In R to extract a string, which incldues a string

85 Views Asked by At
ex02ChildrenInverse <- function(sentence) {
  
assertString(sentence)
  
matches <- regmatches(
    
    sentence,
    
    regexec('^(.*?) is the (father|mother) of "(.*?)"', sentence))[[1]]
  
parent <- matches[[2]]
  
male <- matches[[3]] == "father"
  
child <- matches[[4]]
  child <- gsub('".*"', '', matches[4])
  
return(list(parent = parent, male = male, child = child))
}

Here is my Code. My Problem is that I want to output the children's Name even though it has double quotations in his name.

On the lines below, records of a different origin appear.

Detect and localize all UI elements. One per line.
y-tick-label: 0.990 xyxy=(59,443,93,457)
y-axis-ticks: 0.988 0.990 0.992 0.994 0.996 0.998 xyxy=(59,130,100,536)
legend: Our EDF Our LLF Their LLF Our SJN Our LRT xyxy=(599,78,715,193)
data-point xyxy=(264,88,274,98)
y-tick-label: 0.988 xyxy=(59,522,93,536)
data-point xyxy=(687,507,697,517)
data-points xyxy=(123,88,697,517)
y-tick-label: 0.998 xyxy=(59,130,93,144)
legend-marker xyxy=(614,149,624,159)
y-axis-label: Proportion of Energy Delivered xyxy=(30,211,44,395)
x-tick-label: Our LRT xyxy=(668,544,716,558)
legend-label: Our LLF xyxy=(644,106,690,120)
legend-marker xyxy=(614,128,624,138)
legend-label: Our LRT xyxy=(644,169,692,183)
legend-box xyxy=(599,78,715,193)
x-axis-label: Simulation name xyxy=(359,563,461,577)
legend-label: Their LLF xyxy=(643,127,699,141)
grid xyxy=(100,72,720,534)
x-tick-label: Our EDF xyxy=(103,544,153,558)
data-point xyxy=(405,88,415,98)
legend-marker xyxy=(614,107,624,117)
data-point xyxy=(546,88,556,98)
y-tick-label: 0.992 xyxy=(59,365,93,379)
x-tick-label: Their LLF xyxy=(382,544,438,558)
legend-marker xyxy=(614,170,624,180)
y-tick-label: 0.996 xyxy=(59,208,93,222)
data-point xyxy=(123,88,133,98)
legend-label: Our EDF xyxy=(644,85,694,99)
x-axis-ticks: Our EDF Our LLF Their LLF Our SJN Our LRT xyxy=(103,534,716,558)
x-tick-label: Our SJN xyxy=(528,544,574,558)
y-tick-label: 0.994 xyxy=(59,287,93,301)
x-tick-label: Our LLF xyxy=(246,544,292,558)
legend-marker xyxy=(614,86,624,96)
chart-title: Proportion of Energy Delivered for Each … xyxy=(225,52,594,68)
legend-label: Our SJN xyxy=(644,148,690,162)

F.e:

input: 'Gudrun is the mother of "Rosamunde ("Rosi")".'

my output:


$parent

\[1\] "Gudrun"

$male

\[1\] FALSE

$child

\[1\] "Rosamunde ("

but i want

$parent

\[1\] "Gudrun"

$male

\[1\] FALSE

$child

\[1\] "Rosamunde ("Rosi")"

I tried my code and it didn't work out like I wanted to.

I want to change child \<- gsub(.......)

2

There are 2 best solutions below

0
The fourth bird On BEST ANSWER

If it alway is the last part of the string, you can match the dot after the last double quote:

(.*?) is the (father|mother) of "(.*?)"\.

For example:

ex02ChildrenInverse <- function(sentence) {
  
  matches <- regmatches(
    sentence,
    regexec('(.*?) is the (father|mother) of "(.*?)"\\.', sentence))[[1]]
    
  parent <- matches[[2]]
  male   <- matches[[3]] == "father"
  child  <- matches[[4]]
  
  return(list(parent = parent, male = male, child = child))
}
ex02ChildrenInverse('Gudrun is the mother of "Rosamunde ("Rosi")".')

Output

$parent
[1] "Gudrun"

$male
[1] FALSE

$child
[1] "Rosamunde (\"Rosi\")"

See an R demo and a regex demo

0
jpsmith On

A fresh-code approach would be to gsub and grepl to get the relevant information you want, instead of trying to do it all with regmatches:

freshCode <- function(sentence) {
  parent <- gsub("(\\w+).*", "\\1", sentence)
  male <- grepl("father", sentence)
  child <- gsub("\\.", "", substring(sentence, regexpr('"', sentence) + 1))
  list(parent = parent, male = male, child = child)
}

freshCode('Gudrun is the mother of "Rosamunde ("Rosi")".')

# $parent
# [1] "Gudrun"
# 
# $male
# [1] FALSE
# 
# $child
# [1] "Rosamunde (\"Rosi\")\""

# Note the "\" in the above are not truly "visible": 
# > cat(freshCode('Gudrun is the mother of "Rosamunde ("Rosi")".')[[3]])
# Rosamunde ("Rosi")"

Or slightly modify your existing code:

ex02ChildrenInverse <- function(sentence) {
  matches <- regmatches(
    sentence,
    regexec('^(.*?) is the (father|mother) of "(.*?)"', sentence))[[1]]
  parent <- matches[[2]]
  male <- matches[[3]] == "father"
  child <- gsub("\\.", "", substring(sentence, regexpr('"', sentence) + 1))
  
  return(list(parent = parent, male = male, child = child))
}

Which will return the same output as above.